To review the information necessary to assess the efficacy and safety of tamsulosin compared with other adrenergic antagonists for treatment of symptomatic benign prostatic hyperplasia.

METHODS

A search was conducted of Cumulated Index Medicus, January 1993-August 1999, which was restricted to human trials and English-language journals.

METHODS

Efficacy studies were included if the design was randomized and included a control group. Drug safety was assessed using data from any patient series or controlled study.

RESULTS

Tamsulosin, a uroselective alpha1A-adrenergic receptor antagonist, relaxes smooth muscle in the prostate and bladder neck, thereby enhancing bladder emptying. In randomized, controlled clinical trials using standardized instruments, tamsulosin improves obstructive voiding symptoms by at least 25% in 65-80% of patients with symptomatic benign prostatic hyperplasia. Tamsulosin also improves peak urinary flow rate by 1.4-3.6 mL/sec in various studies and reduces post-void residual urine volume. The usual dosage of tamsulosin was 0.4 or 0.8 mg orally once a day in the studies performed in the US and Europe; daily doses of 0.1-0.4 mg were used in studies performed in Japan. The beneficial effects of tamsulosin on voiding symptoms, peak urinary flow rate, and bladder emptying appear to be dose-related, up to a ceiling dose of 0.4 mg. The most common adverse effects are headache, asthenia, dizziness, and rhinitis-like complaints. Retrograde or delayed ejaculation occurs in 4.5-14.0% of patients and has required discontinuation of treatment in a minority of these patients.

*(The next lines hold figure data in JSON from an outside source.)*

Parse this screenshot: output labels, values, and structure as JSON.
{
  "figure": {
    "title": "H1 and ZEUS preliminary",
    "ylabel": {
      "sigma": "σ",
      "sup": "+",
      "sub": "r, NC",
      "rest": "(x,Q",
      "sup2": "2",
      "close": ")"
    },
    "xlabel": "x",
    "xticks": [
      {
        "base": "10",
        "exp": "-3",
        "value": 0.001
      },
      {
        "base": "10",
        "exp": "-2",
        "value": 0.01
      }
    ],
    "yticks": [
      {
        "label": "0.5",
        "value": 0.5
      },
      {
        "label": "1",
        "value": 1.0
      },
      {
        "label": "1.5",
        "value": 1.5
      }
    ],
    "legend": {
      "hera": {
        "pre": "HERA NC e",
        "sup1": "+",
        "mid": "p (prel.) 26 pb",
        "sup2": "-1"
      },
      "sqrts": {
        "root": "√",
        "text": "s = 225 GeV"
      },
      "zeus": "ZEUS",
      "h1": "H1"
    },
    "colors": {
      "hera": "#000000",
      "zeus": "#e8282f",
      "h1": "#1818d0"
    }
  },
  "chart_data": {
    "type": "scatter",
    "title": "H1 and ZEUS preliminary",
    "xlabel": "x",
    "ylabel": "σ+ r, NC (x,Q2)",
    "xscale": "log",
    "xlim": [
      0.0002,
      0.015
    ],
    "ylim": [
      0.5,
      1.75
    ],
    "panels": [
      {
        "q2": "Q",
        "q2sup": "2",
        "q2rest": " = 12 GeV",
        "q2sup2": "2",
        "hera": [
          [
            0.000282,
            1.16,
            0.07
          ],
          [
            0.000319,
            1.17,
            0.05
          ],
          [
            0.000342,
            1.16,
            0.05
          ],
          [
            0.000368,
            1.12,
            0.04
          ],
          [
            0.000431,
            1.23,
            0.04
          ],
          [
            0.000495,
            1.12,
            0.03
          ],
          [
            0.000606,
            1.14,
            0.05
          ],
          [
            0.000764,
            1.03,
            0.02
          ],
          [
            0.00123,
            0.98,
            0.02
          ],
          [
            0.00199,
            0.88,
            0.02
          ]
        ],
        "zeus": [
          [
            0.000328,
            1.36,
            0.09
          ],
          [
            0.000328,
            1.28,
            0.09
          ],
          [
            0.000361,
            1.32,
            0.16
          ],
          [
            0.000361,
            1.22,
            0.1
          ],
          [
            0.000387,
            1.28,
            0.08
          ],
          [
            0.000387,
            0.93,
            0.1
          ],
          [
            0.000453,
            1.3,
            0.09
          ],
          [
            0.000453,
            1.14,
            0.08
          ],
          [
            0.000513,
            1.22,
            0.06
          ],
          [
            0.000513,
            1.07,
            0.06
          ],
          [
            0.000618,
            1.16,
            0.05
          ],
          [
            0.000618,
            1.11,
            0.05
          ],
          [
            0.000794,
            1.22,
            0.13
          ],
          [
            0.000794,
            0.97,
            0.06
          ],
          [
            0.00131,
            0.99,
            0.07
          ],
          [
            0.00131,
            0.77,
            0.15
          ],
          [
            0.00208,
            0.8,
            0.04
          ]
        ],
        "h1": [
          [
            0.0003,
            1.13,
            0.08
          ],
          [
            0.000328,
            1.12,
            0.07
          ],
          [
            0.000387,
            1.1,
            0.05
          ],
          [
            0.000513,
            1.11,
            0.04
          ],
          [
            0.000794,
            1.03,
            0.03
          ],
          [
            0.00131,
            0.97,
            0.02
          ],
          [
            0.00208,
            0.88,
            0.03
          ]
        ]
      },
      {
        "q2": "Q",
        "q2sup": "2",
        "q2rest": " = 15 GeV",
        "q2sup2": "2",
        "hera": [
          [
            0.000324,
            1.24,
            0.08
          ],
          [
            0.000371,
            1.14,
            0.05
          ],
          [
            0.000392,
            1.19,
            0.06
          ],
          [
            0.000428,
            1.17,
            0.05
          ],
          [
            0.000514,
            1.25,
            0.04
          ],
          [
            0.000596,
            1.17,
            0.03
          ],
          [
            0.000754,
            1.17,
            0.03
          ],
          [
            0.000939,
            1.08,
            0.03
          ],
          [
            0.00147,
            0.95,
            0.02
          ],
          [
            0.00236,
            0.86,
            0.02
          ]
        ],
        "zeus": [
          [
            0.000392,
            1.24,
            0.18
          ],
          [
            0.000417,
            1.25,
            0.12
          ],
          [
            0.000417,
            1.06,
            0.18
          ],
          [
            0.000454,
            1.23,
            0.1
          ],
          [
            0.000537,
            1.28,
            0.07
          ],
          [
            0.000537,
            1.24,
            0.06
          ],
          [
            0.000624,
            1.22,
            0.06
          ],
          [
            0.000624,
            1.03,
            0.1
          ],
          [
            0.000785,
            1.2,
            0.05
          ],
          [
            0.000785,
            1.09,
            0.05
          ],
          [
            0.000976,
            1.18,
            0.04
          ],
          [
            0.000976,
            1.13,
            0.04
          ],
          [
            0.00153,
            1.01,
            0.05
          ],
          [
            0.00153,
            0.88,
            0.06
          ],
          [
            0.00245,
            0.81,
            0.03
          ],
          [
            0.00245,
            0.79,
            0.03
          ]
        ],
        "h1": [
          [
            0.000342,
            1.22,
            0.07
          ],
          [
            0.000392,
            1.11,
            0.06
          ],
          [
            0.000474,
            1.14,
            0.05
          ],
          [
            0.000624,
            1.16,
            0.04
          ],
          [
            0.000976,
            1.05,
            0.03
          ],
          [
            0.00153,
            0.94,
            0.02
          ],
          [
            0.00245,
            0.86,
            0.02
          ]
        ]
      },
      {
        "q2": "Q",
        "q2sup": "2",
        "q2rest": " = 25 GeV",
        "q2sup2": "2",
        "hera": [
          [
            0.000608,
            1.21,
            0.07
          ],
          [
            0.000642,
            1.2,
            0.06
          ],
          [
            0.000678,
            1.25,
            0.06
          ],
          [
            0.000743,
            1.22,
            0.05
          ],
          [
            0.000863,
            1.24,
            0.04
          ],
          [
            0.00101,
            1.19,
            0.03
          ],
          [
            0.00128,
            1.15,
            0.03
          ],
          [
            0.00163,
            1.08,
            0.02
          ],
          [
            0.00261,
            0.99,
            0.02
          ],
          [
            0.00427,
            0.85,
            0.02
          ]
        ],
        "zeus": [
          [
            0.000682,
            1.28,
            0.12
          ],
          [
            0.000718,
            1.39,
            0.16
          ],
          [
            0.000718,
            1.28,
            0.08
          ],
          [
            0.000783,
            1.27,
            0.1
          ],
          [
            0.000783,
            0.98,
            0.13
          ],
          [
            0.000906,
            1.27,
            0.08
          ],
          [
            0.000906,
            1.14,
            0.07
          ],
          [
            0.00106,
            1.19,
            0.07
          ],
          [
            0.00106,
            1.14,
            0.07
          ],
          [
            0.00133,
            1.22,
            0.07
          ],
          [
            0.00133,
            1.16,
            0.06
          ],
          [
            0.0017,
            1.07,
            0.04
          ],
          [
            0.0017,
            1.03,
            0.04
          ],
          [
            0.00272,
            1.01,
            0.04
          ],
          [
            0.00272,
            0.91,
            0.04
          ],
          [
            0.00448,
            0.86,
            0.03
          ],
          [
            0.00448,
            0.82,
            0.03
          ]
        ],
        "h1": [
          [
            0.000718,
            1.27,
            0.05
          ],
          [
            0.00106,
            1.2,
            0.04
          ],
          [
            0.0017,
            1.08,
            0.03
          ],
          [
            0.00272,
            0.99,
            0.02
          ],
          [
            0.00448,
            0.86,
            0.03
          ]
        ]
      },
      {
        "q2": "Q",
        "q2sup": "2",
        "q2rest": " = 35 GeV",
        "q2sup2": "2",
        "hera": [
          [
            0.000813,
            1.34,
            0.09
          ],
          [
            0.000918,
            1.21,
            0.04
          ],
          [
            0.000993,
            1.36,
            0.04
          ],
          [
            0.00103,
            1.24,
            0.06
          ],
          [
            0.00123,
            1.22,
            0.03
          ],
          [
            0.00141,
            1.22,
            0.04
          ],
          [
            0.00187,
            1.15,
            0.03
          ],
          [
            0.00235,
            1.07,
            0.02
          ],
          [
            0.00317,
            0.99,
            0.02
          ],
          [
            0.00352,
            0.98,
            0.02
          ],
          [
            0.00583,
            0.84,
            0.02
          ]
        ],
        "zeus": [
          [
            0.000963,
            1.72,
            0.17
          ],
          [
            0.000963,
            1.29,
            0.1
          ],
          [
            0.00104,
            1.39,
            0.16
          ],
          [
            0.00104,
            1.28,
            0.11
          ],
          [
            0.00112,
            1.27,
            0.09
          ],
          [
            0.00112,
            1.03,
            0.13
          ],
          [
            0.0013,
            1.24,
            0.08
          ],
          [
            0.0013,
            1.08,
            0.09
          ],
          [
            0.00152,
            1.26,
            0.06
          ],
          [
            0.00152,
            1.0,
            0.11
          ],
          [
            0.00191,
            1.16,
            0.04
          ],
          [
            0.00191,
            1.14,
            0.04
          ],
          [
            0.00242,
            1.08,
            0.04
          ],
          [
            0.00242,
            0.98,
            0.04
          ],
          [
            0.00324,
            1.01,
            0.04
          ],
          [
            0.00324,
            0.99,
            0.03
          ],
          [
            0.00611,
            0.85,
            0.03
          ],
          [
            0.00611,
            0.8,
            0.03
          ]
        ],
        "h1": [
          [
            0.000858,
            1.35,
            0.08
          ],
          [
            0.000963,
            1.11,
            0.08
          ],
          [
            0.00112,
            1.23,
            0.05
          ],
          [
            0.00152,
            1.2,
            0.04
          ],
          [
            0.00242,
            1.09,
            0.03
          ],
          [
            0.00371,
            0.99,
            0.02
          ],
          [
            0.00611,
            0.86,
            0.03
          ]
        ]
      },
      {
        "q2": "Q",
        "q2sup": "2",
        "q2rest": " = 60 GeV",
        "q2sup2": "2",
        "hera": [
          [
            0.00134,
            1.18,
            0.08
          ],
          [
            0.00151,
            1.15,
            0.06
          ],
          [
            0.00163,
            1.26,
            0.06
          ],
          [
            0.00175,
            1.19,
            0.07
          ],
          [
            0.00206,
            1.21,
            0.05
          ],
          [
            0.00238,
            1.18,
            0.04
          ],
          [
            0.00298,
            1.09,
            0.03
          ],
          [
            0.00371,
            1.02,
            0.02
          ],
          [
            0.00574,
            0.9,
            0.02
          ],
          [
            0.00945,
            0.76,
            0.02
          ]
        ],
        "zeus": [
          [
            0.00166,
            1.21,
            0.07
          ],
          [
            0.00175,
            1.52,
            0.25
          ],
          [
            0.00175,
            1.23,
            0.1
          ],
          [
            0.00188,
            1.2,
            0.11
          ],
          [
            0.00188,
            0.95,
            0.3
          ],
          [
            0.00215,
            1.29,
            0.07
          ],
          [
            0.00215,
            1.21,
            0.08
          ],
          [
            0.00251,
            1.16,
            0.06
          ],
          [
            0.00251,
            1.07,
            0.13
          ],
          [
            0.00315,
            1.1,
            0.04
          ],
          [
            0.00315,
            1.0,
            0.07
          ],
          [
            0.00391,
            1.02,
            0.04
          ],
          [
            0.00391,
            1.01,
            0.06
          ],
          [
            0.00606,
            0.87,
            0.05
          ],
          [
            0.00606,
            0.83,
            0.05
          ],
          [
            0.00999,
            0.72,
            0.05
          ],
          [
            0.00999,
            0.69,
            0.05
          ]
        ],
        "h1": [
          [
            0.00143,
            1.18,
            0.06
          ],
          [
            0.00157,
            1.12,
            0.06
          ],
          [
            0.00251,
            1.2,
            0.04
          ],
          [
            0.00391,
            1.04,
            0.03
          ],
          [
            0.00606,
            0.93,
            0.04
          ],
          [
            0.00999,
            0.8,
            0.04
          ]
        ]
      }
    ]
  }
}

At the usual dose of 0.4-0.8 mg/d, tamsulosin does not appear to significantly reduce blood pressure, increase heart rate, or cause first-dose syncope; therefore, dosage titration is not necessary when initiating treatment. Use of nifedipine, enalapril, atenolol, furosemide, or digoxin does not require dosage modification when tamsulosin is initiated concomitantly; hypotension has not been reported with combined use of tamsulosin and these commonly used agents.

CONCLUSIONS

Tamsulosin is an improvement over other alpha-adrenergic antagonists for the management of symptoms of benign prostatic hyperplasia. It is a more convenient alternative that does not require initial dosage titration, has a fast onset of action, and has a low potential to cause hypotension when used alone or in combination with commonly used antihypertensive agents. It is more costly than some of the other second-generation alpha-adrenergic antagonists.